The situation in Syria worsens and Raghda finally gets a passport to leave the country. She reunites with her family and they go to France, where they are granted political asylum as refugees. In France they are safe; the state gives them all kinds of aid and their children can go to school. However, there is a rising tension between the couple for Amer has never forgiven her for leaving them back in Lebanon, and he feels as if thou he loves her deeply, his love is not corresponded. Clearly, for Amer having the family together and being able to offer their children a future is good enough, while for Raghda being a refugee is essentially being a loser. Amer starts frequenting a lover as their relationship falls apart. The kids are caught into this ambient of rivalry, while Sean starts playing a role of “bad marriage counsellor” as he puts it.

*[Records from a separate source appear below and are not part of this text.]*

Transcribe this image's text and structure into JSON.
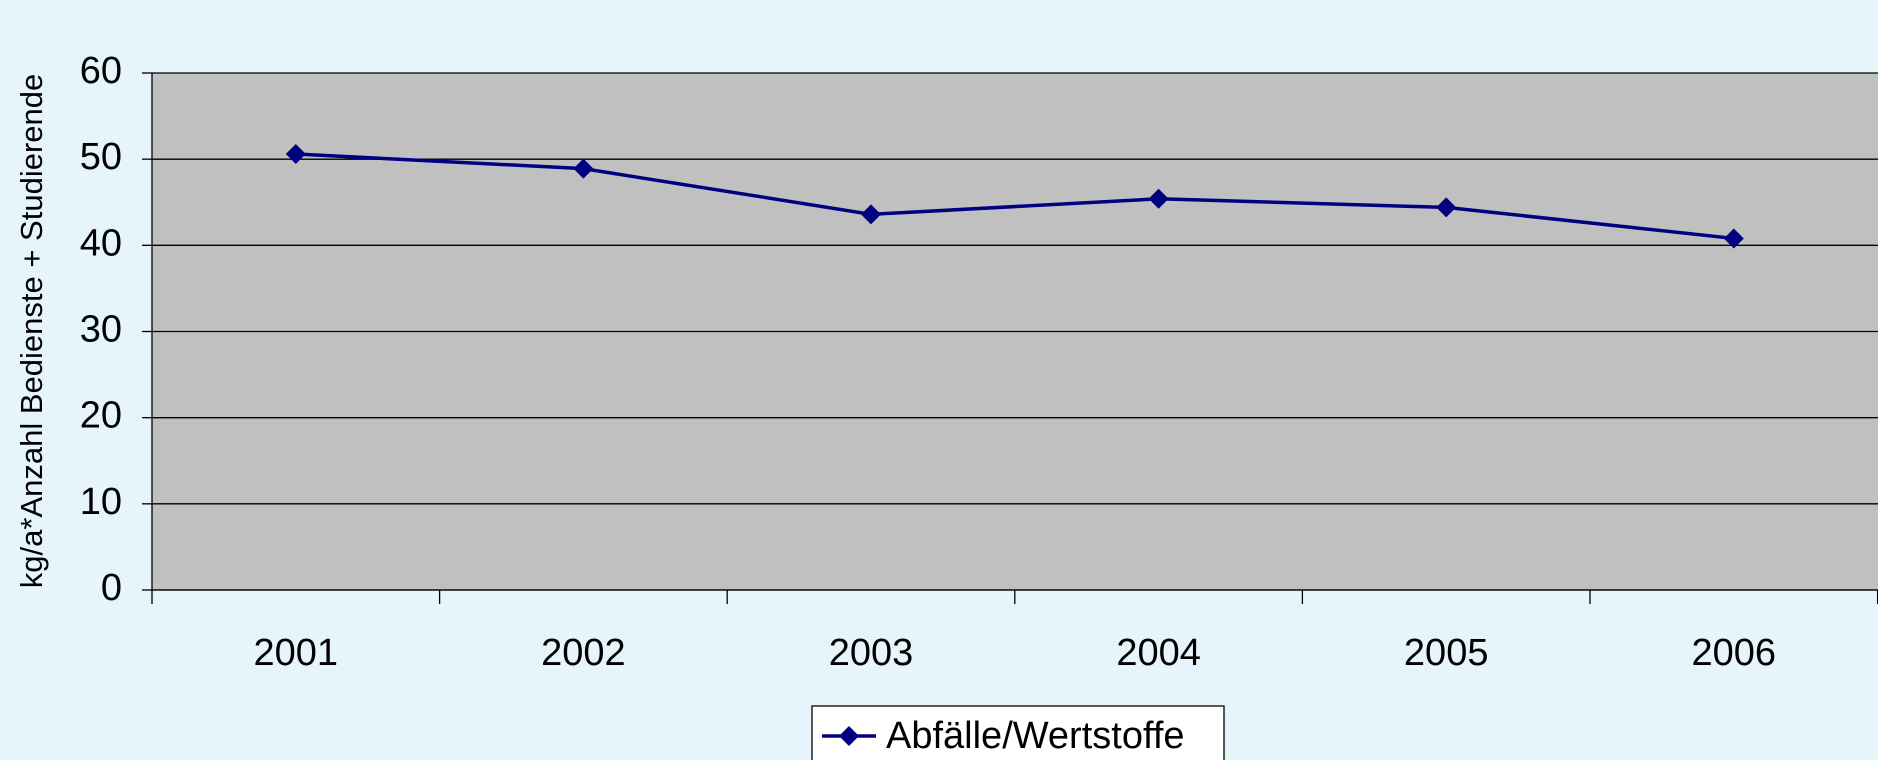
{
  "chart_data": {
    "type": "line",
    "y_label": "kg/a*Anzahl Bedienste + Studierende",
    "categories": [
      "2001",
      "2002",
      "2003",
      "2004",
      "2005",
      "2006"
    ],
    "series": [
      {
        "name": "Abfälle/Wertstoffe",
        "color": "#000080",
        "values": [
          50.6,
          48.9,
          43.6,
          45.4,
          44.4,
          40.8
        ]
      }
    ],
    "ylim": [
      0,
      60
    ],
    "yticks": [
      0,
      10,
      20,
      30,
      40,
      50,
      60
    ],
    "grid": true,
    "legend": "bottom"
  }
}
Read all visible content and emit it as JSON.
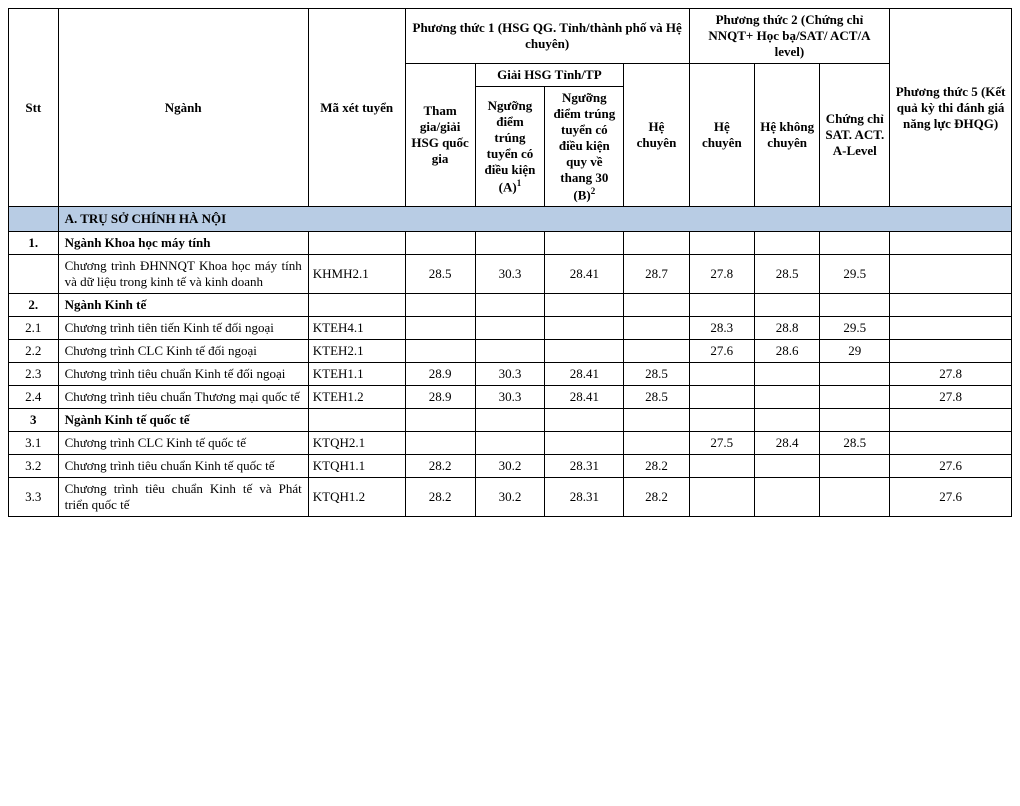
{
  "header": {
    "stt": "Stt",
    "nganh": "Ngành",
    "ma_xet_tuyen": "Mã xét tuyển",
    "pt1_group": "Phương thức 1 (HSG QG. Tỉnh/thành phố và Hệ chuyên)",
    "pt1_thamgia": "Tham gia/giải HSG quốc gia",
    "pt1_giai_group": "Giải HSG Tỉnh/TP",
    "pt1_nguong_a": "Ngưỡng điểm trúng tuyển có điều kiện (A)",
    "pt1_nguong_b": "Ngưỡng điểm trúng tuyển có điều kiện quy về thang 30 (B)",
    "pt1_hechuyen": "Hệ chuyên",
    "pt2_group": "Phương thức 2 (Chứng chỉ NNQT+ Học bạ/SAT/ ACT/A level)",
    "pt2_hechuyen": "Hệ chuyên",
    "pt2_khongchuyen": "Hệ không chuyên",
    "pt2_chungchi": "Chứng chỉ SAT. ACT. A-Level",
    "pt5": "Phương thức 5 (Kết quả kỳ thi đánh giá năng lực ĐHQG)"
  },
  "section": "A. TRỤ SỞ CHÍNH HÀ NỘI",
  "rows": [
    {
      "stt": "1.",
      "name": "Ngành Khoa học máy tính",
      "bold": true,
      "code": "",
      "vals": [
        "",
        "",
        "",
        "",
        "",
        "",
        "",
        ""
      ]
    },
    {
      "stt": "",
      "name": "Chương trình ĐHNNQT Khoa học máy tính và dữ liệu trong kinh tế và kinh doanh",
      "code": "KHMH2.1",
      "vals": [
        "28.5",
        "30.3",
        "28.41",
        "28.7",
        "27.8",
        "28.5",
        "29.5",
        ""
      ]
    },
    {
      "stt": "2.",
      "name": "Ngành Kinh tế",
      "bold": true,
      "code": "",
      "vals": [
        "",
        "",
        "",
        "",
        "",
        "",
        "",
        ""
      ]
    },
    {
      "stt": "2.1",
      "name": "Chương trình tiên tiến Kinh tế đối ngoại",
      "code": "KTEH4.1",
      "vals": [
        "",
        "",
        "",
        "",
        "28.3",
        "28.8",
        "29.5",
        ""
      ]
    },
    {
      "stt": "2.2",
      "name": "Chương trình CLC Kinh tế đối ngoại",
      "code": "KTEH2.1",
      "vals": [
        "",
        "",
        "",
        "",
        "27.6",
        "28.6",
        "29",
        ""
      ]
    },
    {
      "stt": "2.3",
      "name": "Chương trình tiêu chuẩn Kinh tế   đối ngoại",
      "code": "KTEH1.1",
      "vals": [
        "28.9",
        "30.3",
        "28.41",
        "28.5",
        "",
        "",
        "",
        "27.8"
      ]
    },
    {
      "stt": "2.4",
      "name": "Chương trình tiêu chuẩn Thương mại quốc tế",
      "code": "KTEH1.2",
      "vals": [
        "28.9",
        "30.3",
        "28.41",
        "28.5",
        "",
        "",
        "",
        "27.8"
      ]
    },
    {
      "stt": "3",
      "name": "Ngành Kinh tế quốc tế",
      "bold": true,
      "code": "",
      "vals": [
        "",
        "",
        "",
        "",
        "",
        "",
        "",
        ""
      ]
    },
    {
      "stt": "3.1",
      "name": "Chương trình CLC Kinh tế quốc tế",
      "code": "KTQH2.1",
      "vals": [
        "",
        "",
        "",
        "",
        "27.5",
        "28.4",
        "28.5",
        ""
      ]
    },
    {
      "stt": "3.2",
      "name": "Chương trình tiêu chuẩn Kinh tế  quốc tế",
      "code": "KTQH1.1",
      "vals": [
        "28.2",
        "30.2",
        "28.31",
        "28.2",
        "",
        "",
        "",
        "27.6"
      ]
    },
    {
      "stt": "3.3",
      "name": "Chương trình tiêu chuẩn Kinh tế và Phát triển quốc tế",
      "code": "KTQH1.2",
      "vals": [
        "28.2",
        "30.2",
        "28.31",
        "28.2",
        "",
        "",
        "",
        "27.6"
      ]
    }
  ]
}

Finally they divorce; Amer moves with his children to the countryside somewhere in the south of France and Raghda goes to work as an advisor for the opposition party in Turkey. This is a sense a happy ending, for each of them finds a path more according to their life expectations. During the film we also see the kids growing up and telling their vision of it all. As Sean himself points out “the resilience of the children is incredible”; despite all the traumatic episodes, they still manage to adapt to new circumstances and keep smiling. From the very beginning, one gets the impression that rather than a properly budgeted and planned documentary, we are watching the journey of a man equipped only with his camera and his will to tell a real story without decorations. I find the lack of concern for superfluous matters such as aesthetics, well curated image and sound, an essential feature of this film.
At the long Q&A that took place after the screening in Goldsmiths University, the director was able to give his thoughts and details about the course of the documentary. He explained how, given that his film never got commissioned until he finished shooting the (more than two hundred hours of) footage, neither him nor the family knew if it would ever get to see the light of day. The fact that they ‘don’t take it too seriously’ makes them not worry about the camera, which becomes nothing but an extension of Sean, to whom they speak very openly.

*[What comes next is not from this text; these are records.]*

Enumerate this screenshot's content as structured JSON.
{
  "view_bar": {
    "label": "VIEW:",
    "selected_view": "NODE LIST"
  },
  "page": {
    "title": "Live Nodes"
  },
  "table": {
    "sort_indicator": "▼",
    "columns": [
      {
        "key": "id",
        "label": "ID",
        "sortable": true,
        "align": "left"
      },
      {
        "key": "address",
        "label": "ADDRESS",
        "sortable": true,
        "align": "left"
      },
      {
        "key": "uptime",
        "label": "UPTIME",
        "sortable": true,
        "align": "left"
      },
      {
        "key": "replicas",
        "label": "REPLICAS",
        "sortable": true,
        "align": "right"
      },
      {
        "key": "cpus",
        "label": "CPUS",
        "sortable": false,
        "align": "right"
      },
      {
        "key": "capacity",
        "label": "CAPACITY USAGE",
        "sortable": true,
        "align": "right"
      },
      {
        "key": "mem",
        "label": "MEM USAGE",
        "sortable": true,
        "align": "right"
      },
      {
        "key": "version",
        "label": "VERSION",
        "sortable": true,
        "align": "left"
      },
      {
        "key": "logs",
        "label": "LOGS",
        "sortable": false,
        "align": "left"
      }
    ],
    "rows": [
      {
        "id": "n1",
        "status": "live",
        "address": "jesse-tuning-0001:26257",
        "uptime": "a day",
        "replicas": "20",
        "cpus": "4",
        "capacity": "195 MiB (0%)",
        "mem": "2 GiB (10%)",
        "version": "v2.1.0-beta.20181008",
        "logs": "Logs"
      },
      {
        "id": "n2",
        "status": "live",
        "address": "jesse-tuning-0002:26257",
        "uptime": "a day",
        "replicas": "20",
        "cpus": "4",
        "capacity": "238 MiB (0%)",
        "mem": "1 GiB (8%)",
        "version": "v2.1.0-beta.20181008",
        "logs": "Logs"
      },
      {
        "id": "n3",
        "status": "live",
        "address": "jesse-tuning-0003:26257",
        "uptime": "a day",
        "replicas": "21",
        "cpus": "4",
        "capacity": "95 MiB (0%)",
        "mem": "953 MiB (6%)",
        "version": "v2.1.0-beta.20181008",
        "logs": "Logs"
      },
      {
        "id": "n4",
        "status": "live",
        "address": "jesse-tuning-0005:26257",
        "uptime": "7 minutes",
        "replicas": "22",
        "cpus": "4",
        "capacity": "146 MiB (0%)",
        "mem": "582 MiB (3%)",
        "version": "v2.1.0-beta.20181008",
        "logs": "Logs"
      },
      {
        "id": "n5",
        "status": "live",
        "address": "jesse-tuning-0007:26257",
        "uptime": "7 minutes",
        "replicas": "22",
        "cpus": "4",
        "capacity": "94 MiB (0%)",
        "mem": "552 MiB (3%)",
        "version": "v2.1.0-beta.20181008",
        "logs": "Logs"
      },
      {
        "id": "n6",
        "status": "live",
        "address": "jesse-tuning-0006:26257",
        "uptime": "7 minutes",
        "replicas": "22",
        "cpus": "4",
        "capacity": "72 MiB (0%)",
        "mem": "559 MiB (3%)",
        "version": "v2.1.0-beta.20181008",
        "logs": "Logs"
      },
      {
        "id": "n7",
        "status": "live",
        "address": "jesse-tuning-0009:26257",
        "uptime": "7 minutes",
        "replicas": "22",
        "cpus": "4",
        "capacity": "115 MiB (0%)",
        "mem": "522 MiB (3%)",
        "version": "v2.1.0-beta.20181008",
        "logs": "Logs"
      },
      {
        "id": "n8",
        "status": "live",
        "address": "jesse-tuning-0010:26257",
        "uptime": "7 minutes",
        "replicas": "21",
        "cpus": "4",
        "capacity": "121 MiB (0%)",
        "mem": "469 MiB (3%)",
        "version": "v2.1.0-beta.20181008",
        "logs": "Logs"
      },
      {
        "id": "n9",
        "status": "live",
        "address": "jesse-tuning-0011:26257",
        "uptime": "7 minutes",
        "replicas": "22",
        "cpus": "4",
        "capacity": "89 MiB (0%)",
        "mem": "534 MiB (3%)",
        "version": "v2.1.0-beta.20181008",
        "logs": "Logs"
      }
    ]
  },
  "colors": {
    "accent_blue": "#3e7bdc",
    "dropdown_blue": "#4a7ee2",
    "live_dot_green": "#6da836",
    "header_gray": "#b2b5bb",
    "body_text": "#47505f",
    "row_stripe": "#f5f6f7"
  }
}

Now that the film is finished and doing very good in festivals and on television –McAllister proudly announced that A Syrian Love Story was the first film ever to be upgraded from BBC4 to BBC1 without any changes-, Amer, who has been accompanying the director to screenings all over Europe, has come to appreciate the importance of telling his story.
The power of this documentary lays in its humanity: a political struggle explained through probably the most universal language, love. It is by telling a ‘love story’ that the director Sean McAllister achieves to appeal to the public’s heart, rather than its brain. Love, not as the cheesy Hollywood conceptualization of it, but love as the beautiful yet tragic bond that unites the story of two individuals. Although the context of the film is intrinsically political, the director has achieved in reducing the political issues to the background, thus making the public not think with pre-packed ideology, but rather emotionally empathizing with the characters. The close relationship the director establishes with the characters is very appealling. This results in a very intimate portrait of the family, but one that is not awkwardly intrusive.
Even if this very notion of having to realize that they are human too is quite embarrassing, in a time where the media depicts the horrors happening in Syria and the fleeing refugees in such a dehumanized way, this document is of capital importance. It teaches us that no matter the place of origin, all human lives matter, because we all feel and suffer in the same way.